On November 27, 2013, the Court entered a final judgment against Lazar:  (i) permanently enjoining him from violating Section 17(a) of the Securities Act of 1933 (Securities Act); Sections 10(b) and 15(a)(1) of the Securities Exchange Act of 1934 (Exchange Act) and Rule 10b-5 thereunder; and Sections 206(1) and 206(2) of the Investment Advisers Act of 1940 (Advisers Act); (ii) barring him for three years from participating in any offering of penny stock; (iii) finding him liable for disgorgement of $16,820.99 and prejudgment interest of $2,917.65, for a total of $19,738.64; and (iv) waiving payment of the disgorgement and prejudgment interest, and not imposing a civil penalty, based upon the representations in Lazar’s sworn statement of financial condition.  Lazar agreed to settle the Commission’s charges without admitting or denying the allegations in the Complaint.

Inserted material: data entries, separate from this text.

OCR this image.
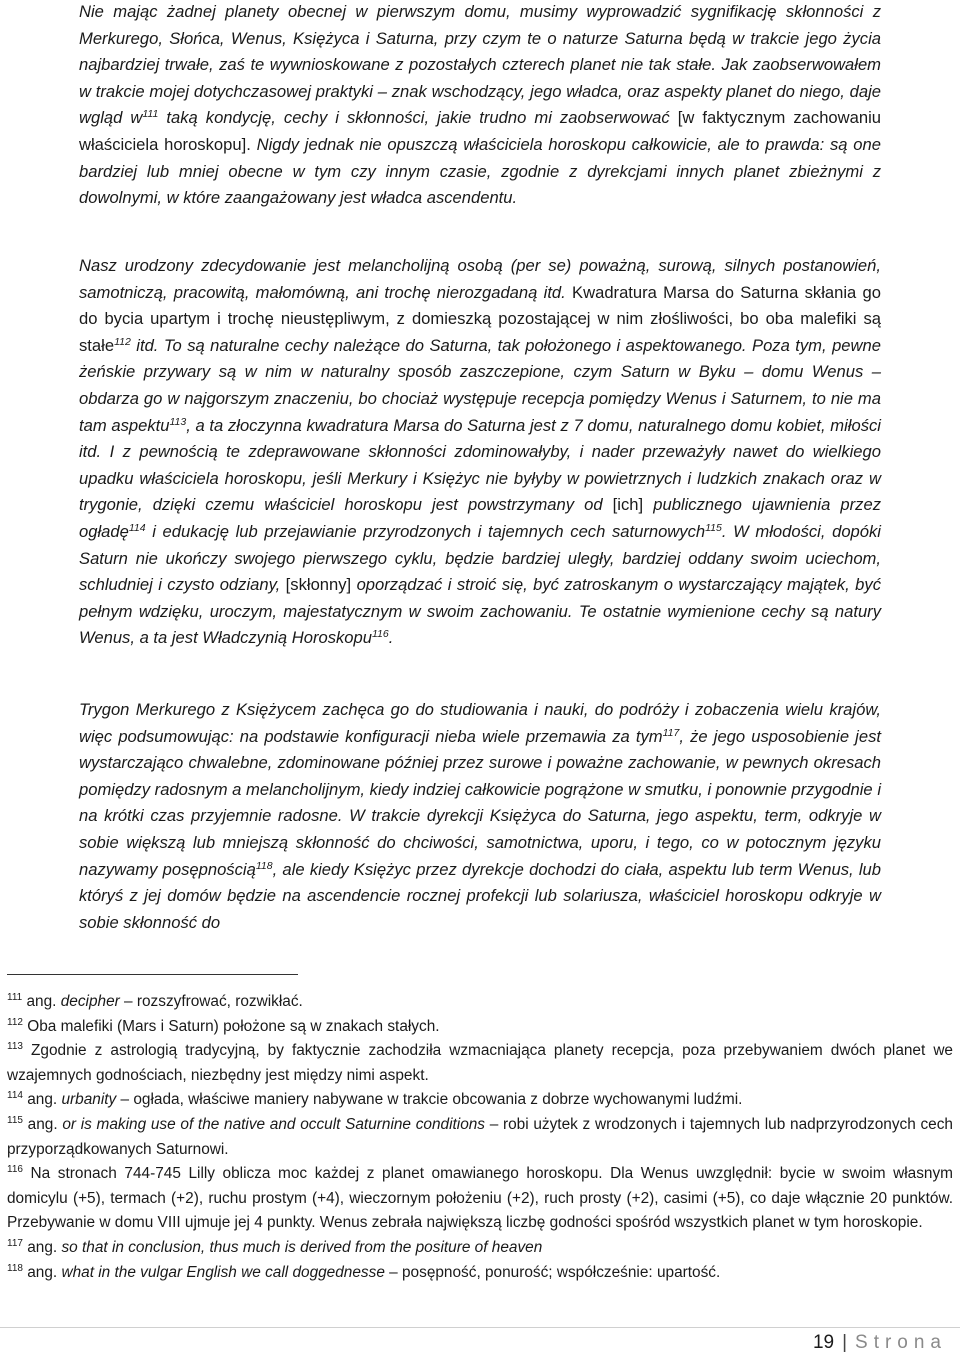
Nie mając żadnej planety obecnej w pierwszym domu, musimy wyprowadzić sygnifikację skłonności z Merkurego, Słońca, Wenus, Księżyca i Saturna, przy czym te o naturze Saturna będą w trakcie jego życia najbardziej trwałe, zaś te wywnioskowane z pozostałych czterech planet nie tak stałe. Jak zaobserwowałem w trakcie mojej dotychczasowej praktyki – znak wschodzący, jego władca, oraz aspekty planet do niego, daje wgląd $w^{111}$ taką kondycję, cechy i skłonności, jakie trudno mi zaobserwować [w faktycznym zachowaniu właściciela horoskopu]. Nigdy jednak nie opuszczą właściciela horoskopu całkowicie, ale to prawda: są one bardziej lub mniej obecne w tym czy innym czasie, zgodnie z dyrekcjami innych planet zbieżnymi z dowolnymi, w które zaangażowany jest władca ascendentu.

Nasz urodzony zdecydowanie jest melancholijną osobą (per se) poważną, surową, silnych postanowień, samotniczą, pracowitą, małomówną, ani trochę nierozgadaną itd. Kwadratura Marsa do Saturna skłania go do bycia upartym i trochę nieustępliwym, z domieszką pozostającej w nim złośliwości, bo oba malefiki są stałe$^{112}$ itd. To są naturalne cechy należące do Saturna, tak położonego i aspektowanego. Poza tym, pewne żeńskie przywary są w nim w naturalny sposób zaszczepione, czym Saturn w Byku – domu Wenus – obdarza go w najgorszym znaczeniu, bo chociaż występuje recepcja pomiędzy Wenus i Saturnem, to nie ma tam aspektu$^{113}$, a ta złoczynna kwadratura Marsa do Saturna jest z 7 domu, naturalnego domu kobiet, miłości itd. I z pewnością te zdeprawowane skłonności zdominowałyby, i nader przeważyły nawet do wielkiego upadku właściciela horoskopu, jeśli Merkury i Księżyc nie byłyby w powietrznych i ludzkich znakach oraz w trygonie, dzięki czemu właściciel horoskopu jest powstrzymany od [ich] publicznego ujawnienia przez ogładę$^{114}$ i edukację lub przejawianie przyrodzonych i tajemnych cech saturnowych$^{115}$. W młodości, dopóki Saturn nie ukończy swojego pierwszego cyklu, będzie bardziej uległy, bardziej oddany swoim uciechom, schludniej i czysto odziany, [skłonny] oporządzać i stroić się, być zatroskanym o wystarczający majątek, być pełnym wdzięku, uroczym, majestatycznym w swoim zachowaniu. Te ostatnie wymienione cechy są natury Wenus, a ta jest Władczynią Horoskopu$^{116}$.

Trygon Merkurego z Księżycem zachęca go do studiowania i nauki, do podróży i zobaczenia wielu krajów, więc podsumowując: na podstawie konfiguracji nieba wiele przemawia za tym$^{117}$, że jego usposobienie jest wystarczająco chwalebne, zdominowane później przez surowe i poważne zachowanie, w pewnych okresach pomiędzy radosnym a melancholijnym, kiedy indziej całkowicie pogrążone w smutku, i ponownie przygodnie i na krótki czas przyjemnie radosne. W trakcie dyrekcji Księżyca do Saturna, jego aspektu, term, odkryje w sobie większą lub mniejszą skłonność do chciwości, samotnictwa, uporu, i tego, co w potocznym języku nazywamy posępnością$^{118}$, ale kiedy Księżyc przez dyrekcje dochodzi do ciała, aspektu lub term Wenus, lub któryś z jej domów będzie na ascendencie rocznej profekcji lub solariusza, właściciel horoskopu odkryje w sobie skłonność do

$^{111}$ ang. decipher – rozszyfrować, rozwikłać.

$^{112}$ Oba malefiki (Mars i Saturn) położone są w znakach stałych.

$^{113}$ Zgodnie z astrologią tradycyjną, by faktycznie zachodziła wzmacniająca planety recepcja, poza przebywaniem dwóch planet we wzajemnych godnościach, niezbędny jest między nimi aspekt.

$^{114}$ ang. urbanity – ogłada, właściwe maniery nabywane w trakcie obcowania z dobrze wychowanymi ludźmi.

$^{115}$ ang. or is making use of the native and occult Saturnine conditions – robi użytek z wrodzonych i tajemnych lub nadprzyrodzonych cech przyporządkowanych Saturnowi.

$^{116}$ Na stronach 744-745 Lilly oblicza moc każdej z planet omawianego horoskopu. Dla Wenus uwzględnił: bycie w swoim własnym domicylu (+5), termach (+2), ruchu prostym (+4), wieczornym położeniu (+2), ruch prosty (+2), casimi (+5), co daje włącznie 20 punktów. Przebywanie w domu VIII ujmuje jej 4 punkty. Wenus zebrała największą liczbę godności spośród wszystkich planet w tym horoskopie.

$^{117}$ ang. so that in conclusion, thus much is derived from the positure of heaven

$^{118}$ ang. what in the vulgar English we call doggednesse – posępność, ponurość; współcześnie: upartość.

19 | Strona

The Court previously entered a final judgment by consent against Jonathan Fraiman on October 8, 2013.  In related administrative proceedings instituted by the Commission on October 11, 2013, Fraiman consented to be barred from any future association with any broker, dealer, investment adviser, municipal securities dealer, municipal advisor, transfer agent, or nationally recognized statistical rating organization, with the right to reapply after ten years.  The Commission’s civil injunctive action against Laborio and the Envit Companies, SEC v Laborio et al., 1:12-cv-11489-MBB (D. Mass., Aug. 10, 2012), is still pending.

In conducting its investigation, the Commission acknowledges assistance from the U.S. Attorney’s Office for the District of Massachusetts, the Federal Bureau of Investigation, the State of Florida Office of Financial Regulation, and the Financial Industry Regulatory Authority (FINRA).